There does appear to be some overlap. Many of the canons and techniques of leadership in the world around us simply reflect common sense, basic principles of human interaction grounded in the divine act of creation re-bolstered by common grace, principles which will apply equally for a small business and for a country parish. Just as someone who has the spiritual gift (charisma) of teaching in the church probably also has natural gifts in teaching other things in other places, so natural gifts and principles of leadership may yield dividends when put to use in, for and through the church. For this reason, as I read How to Become a Bishop, I was struck by the fact that many of his suggestions were truly good advice, even if they were for entirely the wrong reason.
However, I think we must do better. The Apostle Paul, whilst upbraiding the Corinthians for their unseemly divisions, warned them against being “merely human.” Likewise, Dietrich Bonhoeffer, the German pastor and martyr, cautioned in Life Together that there is a difference between human community and spiritual community, and that genuine spiritual community is always a gift given by grace through Christ’s death on the cross. The redeemed community is and will be different from all other human communities, and its leaders can and must be different from all other leaders. The title of a book by John Piper puts it rather well: Brothers We Are Not Professionals.
We must be on guard to put the grace of our Lord Jesus front and center in our leadership as in our churches. It is crucial that leaders in the church have a desperate dependence on the living God who alone can grant what he has promised. As lay and ordained leaders we must ingest and digest the words of Jesus to the Apostle Paul, “My grace is sufficient for you, for my power is made perfect in weakness.” We must depend upon the gift of this grace for and in the our lives; in fact, we must boast of it, because it is the same grace that powerfully creates and constructs that spiritual community, a community to which God has given us leaders as a gift.
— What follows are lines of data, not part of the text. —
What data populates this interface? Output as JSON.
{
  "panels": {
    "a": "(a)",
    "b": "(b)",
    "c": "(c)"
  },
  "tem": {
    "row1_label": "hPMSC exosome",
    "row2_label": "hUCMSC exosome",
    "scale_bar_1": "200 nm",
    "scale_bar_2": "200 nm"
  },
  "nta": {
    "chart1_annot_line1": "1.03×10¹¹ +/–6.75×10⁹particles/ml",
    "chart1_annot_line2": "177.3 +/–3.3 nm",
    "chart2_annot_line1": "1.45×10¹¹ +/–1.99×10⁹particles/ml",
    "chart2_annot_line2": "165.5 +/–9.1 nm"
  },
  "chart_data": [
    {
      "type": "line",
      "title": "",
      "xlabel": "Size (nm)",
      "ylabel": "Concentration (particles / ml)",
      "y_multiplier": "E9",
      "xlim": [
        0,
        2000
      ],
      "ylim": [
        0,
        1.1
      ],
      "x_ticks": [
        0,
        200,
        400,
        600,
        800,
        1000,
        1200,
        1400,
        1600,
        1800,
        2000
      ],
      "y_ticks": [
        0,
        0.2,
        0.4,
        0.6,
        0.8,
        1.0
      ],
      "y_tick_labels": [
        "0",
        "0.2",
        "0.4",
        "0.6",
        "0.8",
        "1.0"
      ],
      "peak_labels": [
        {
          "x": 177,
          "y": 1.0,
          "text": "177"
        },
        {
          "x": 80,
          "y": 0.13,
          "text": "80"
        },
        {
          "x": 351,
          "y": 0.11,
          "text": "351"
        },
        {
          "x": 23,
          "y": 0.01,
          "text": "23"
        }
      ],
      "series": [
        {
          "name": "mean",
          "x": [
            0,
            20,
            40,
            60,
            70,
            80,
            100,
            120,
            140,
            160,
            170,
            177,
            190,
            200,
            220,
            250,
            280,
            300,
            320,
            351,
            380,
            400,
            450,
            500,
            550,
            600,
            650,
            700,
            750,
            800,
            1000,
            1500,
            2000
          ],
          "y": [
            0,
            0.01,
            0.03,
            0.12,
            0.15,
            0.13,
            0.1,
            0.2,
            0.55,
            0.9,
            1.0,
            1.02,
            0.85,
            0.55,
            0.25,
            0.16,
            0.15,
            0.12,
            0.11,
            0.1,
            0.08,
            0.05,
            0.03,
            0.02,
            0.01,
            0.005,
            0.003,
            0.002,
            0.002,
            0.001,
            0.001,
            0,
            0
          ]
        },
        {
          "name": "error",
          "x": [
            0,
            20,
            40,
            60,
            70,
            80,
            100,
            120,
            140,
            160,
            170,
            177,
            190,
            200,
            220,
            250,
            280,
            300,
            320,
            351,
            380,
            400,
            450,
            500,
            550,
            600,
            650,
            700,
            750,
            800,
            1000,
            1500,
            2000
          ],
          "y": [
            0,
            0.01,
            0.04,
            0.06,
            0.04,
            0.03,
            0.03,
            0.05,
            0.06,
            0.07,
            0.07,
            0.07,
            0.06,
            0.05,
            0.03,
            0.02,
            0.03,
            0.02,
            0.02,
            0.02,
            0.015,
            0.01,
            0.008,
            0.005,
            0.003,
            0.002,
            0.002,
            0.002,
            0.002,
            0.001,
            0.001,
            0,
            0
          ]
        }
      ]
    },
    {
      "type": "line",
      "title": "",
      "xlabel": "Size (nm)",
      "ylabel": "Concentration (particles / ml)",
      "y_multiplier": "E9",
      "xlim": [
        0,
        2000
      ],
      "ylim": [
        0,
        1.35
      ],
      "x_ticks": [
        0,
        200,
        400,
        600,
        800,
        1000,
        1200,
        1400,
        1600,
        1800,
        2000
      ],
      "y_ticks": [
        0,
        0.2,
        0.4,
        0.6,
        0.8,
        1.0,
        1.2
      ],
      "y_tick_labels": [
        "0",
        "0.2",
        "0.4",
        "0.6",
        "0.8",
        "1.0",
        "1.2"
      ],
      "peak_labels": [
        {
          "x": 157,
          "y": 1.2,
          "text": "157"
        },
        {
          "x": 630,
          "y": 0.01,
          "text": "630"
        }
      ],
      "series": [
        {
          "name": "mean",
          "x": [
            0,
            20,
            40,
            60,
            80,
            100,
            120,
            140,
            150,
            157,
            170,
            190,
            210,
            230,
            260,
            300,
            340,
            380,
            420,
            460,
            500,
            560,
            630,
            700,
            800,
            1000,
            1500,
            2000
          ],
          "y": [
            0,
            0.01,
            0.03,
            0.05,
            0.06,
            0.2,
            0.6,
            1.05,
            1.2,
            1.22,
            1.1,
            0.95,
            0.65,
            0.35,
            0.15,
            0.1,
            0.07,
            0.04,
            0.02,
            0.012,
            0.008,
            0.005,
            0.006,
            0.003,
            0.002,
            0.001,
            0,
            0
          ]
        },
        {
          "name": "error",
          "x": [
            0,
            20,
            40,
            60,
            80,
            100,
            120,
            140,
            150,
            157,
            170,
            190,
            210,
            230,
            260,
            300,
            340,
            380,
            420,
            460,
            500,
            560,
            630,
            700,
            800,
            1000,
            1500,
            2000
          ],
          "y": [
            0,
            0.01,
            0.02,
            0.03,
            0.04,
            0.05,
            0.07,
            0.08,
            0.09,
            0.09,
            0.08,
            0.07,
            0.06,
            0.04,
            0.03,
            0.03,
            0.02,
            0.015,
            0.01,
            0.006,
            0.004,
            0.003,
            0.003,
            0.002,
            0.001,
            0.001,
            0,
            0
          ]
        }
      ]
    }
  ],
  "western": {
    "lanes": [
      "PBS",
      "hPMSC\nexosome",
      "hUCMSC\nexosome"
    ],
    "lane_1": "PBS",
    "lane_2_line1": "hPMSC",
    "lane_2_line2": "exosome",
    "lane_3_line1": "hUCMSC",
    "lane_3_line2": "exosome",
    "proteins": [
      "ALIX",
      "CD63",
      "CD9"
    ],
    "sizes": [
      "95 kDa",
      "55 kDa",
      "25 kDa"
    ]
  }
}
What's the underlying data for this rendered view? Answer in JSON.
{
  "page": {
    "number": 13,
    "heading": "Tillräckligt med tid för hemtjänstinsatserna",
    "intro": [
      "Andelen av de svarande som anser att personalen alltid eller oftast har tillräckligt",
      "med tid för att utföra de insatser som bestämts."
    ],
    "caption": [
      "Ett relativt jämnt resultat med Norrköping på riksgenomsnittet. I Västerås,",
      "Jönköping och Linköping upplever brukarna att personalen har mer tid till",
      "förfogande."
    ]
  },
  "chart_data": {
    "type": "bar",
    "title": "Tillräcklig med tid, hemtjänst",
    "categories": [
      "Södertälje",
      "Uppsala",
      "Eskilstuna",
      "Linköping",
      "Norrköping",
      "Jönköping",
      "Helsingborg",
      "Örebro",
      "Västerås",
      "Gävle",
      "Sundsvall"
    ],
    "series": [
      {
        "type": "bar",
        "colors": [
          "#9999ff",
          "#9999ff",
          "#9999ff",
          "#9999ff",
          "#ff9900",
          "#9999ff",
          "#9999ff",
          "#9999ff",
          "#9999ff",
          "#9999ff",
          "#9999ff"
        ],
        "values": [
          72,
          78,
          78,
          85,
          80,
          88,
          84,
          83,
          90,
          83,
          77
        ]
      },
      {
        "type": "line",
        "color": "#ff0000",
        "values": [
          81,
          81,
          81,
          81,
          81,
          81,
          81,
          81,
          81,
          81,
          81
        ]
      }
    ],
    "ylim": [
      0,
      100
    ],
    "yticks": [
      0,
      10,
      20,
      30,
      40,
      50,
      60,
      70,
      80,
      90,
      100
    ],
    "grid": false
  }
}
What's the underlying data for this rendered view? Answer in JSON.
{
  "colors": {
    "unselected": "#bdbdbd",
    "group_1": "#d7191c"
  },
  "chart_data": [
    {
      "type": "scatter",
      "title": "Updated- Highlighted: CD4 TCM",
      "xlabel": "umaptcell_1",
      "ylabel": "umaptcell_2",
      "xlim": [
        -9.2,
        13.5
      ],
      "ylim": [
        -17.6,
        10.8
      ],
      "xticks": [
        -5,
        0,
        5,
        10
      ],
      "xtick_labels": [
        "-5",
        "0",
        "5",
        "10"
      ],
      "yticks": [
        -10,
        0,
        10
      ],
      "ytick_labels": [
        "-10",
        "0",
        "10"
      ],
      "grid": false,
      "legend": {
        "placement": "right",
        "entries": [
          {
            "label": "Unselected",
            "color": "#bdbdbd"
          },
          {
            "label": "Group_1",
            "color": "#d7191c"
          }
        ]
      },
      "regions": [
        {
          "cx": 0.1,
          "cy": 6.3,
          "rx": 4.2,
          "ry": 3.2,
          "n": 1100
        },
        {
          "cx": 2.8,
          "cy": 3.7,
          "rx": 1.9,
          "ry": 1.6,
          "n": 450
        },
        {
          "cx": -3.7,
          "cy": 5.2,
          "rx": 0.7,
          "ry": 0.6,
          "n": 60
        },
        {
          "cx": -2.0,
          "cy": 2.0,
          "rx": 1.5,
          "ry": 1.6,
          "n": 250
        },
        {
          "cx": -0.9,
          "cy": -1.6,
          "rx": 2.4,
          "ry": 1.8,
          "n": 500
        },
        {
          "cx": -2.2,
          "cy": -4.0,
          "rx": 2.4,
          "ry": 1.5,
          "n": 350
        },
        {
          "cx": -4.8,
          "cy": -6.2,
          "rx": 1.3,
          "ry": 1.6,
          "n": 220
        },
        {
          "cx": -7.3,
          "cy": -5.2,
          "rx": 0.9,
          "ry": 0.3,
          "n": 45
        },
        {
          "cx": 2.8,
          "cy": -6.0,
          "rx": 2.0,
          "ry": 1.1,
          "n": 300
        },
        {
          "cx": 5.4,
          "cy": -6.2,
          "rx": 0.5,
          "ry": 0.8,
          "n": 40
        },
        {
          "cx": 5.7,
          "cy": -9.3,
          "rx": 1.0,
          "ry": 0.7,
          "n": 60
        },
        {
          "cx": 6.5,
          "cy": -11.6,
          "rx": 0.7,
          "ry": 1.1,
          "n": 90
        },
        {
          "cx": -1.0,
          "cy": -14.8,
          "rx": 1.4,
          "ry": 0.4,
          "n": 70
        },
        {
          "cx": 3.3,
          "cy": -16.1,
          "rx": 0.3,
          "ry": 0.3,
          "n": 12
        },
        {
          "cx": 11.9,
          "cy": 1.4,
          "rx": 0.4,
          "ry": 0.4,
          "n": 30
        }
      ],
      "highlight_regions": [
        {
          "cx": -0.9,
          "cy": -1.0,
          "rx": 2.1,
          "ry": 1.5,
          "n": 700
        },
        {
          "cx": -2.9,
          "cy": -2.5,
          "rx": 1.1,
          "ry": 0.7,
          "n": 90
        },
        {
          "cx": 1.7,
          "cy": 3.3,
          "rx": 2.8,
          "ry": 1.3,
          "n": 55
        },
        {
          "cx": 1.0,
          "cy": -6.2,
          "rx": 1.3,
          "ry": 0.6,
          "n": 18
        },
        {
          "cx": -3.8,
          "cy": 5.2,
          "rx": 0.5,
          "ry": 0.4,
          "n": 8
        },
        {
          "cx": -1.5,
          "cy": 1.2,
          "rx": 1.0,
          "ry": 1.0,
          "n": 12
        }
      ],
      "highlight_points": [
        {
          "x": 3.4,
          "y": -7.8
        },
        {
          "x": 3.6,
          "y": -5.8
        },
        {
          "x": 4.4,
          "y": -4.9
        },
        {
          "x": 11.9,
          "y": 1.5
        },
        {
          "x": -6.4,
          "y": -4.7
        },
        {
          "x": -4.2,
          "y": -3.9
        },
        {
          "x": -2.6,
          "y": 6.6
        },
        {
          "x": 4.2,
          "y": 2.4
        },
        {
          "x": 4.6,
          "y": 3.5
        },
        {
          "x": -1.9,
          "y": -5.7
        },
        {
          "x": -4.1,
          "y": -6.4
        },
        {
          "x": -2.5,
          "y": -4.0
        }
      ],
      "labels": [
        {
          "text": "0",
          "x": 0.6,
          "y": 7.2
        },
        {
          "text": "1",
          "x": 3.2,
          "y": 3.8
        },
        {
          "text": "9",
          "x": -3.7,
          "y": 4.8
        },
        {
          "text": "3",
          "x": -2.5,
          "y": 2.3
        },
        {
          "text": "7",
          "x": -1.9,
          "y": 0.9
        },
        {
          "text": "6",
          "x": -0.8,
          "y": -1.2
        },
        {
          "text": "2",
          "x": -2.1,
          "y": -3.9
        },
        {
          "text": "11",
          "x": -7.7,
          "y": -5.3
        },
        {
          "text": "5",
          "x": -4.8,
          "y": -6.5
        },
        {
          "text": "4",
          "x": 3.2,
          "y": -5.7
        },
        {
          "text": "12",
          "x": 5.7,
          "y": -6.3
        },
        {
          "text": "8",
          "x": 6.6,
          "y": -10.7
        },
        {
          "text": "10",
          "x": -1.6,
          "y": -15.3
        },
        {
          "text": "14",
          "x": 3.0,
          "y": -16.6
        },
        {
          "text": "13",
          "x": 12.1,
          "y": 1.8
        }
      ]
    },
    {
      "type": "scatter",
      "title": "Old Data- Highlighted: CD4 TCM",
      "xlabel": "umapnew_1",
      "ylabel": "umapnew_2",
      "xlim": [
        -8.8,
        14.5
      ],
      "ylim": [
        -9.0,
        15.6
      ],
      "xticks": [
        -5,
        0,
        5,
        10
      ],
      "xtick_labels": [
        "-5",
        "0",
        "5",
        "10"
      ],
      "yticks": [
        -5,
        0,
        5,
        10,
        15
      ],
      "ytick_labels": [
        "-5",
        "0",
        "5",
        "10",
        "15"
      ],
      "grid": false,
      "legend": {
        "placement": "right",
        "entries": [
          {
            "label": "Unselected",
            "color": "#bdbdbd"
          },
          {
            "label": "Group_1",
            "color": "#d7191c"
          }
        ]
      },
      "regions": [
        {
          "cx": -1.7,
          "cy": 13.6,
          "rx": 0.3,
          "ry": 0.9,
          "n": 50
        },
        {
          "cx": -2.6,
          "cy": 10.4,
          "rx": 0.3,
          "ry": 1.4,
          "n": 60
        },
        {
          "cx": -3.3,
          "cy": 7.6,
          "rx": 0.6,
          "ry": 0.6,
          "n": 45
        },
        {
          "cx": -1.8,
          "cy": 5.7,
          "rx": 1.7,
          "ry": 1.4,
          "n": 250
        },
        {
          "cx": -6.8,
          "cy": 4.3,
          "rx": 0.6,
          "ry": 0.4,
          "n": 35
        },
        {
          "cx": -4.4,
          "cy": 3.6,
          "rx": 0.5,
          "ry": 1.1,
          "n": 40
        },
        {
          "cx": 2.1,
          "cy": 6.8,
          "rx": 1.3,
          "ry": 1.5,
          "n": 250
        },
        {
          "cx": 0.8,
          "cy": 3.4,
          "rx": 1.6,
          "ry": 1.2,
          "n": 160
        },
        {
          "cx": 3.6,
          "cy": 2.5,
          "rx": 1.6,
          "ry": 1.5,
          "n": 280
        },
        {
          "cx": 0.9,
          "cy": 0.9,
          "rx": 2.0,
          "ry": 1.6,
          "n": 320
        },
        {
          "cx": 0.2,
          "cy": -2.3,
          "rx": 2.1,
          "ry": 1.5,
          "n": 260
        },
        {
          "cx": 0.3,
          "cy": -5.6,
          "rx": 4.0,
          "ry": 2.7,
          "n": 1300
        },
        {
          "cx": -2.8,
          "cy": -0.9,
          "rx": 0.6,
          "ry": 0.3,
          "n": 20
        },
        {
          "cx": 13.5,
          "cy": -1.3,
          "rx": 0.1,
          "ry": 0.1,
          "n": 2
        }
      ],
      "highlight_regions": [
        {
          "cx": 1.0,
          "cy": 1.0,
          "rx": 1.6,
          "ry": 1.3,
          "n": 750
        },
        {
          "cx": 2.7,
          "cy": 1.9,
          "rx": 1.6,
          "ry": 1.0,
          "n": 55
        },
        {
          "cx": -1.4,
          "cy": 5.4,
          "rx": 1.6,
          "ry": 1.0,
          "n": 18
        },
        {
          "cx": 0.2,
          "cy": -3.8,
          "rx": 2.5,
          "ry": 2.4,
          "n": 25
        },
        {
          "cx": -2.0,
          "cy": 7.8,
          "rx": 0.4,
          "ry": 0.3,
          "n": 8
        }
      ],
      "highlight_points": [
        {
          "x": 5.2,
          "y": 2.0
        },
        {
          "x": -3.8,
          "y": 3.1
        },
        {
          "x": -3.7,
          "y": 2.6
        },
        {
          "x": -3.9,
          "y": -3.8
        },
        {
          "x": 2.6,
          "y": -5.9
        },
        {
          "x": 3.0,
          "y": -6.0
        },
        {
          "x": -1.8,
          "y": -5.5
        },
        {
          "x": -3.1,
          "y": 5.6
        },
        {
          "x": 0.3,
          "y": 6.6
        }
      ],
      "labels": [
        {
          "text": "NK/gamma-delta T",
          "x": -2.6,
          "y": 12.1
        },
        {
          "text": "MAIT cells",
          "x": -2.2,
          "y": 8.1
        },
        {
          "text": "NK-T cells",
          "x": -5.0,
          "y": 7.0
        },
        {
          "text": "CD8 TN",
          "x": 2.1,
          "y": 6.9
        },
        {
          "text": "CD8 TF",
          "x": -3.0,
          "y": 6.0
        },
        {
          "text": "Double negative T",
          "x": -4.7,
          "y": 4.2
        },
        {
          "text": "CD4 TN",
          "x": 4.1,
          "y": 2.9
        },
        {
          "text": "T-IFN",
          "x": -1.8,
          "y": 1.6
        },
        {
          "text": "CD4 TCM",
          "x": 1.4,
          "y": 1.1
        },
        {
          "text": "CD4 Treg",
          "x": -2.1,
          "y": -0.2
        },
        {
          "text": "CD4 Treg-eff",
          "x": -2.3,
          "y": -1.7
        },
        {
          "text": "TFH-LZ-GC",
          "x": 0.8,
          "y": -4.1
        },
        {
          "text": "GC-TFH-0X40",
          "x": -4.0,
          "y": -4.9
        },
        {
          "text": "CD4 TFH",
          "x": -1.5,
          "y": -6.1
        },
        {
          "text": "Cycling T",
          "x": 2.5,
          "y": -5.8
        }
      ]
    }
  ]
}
And that kind of leadership, which boasts in its own weakness and in the weakness of the cross, will in fact begin to look rather like that of the God-Man himself, who went to that very cross for us. The more we depend upon and rest in the grace of God “who took the nature of a servant,” the more “that same mind” will be in us as leaders. As servant-leaders we may not advance in position, or in status, or least of all in salary, but we wait for our reward in heaven where Christ is seated: a crown of glory for those who have run the race set before them.
I have not quite found the line marking the balance in all of this, but I am running the risk of overthinking the matter of leadership, and the hour tells me I must go put it into practice. Sola gratia, my friends!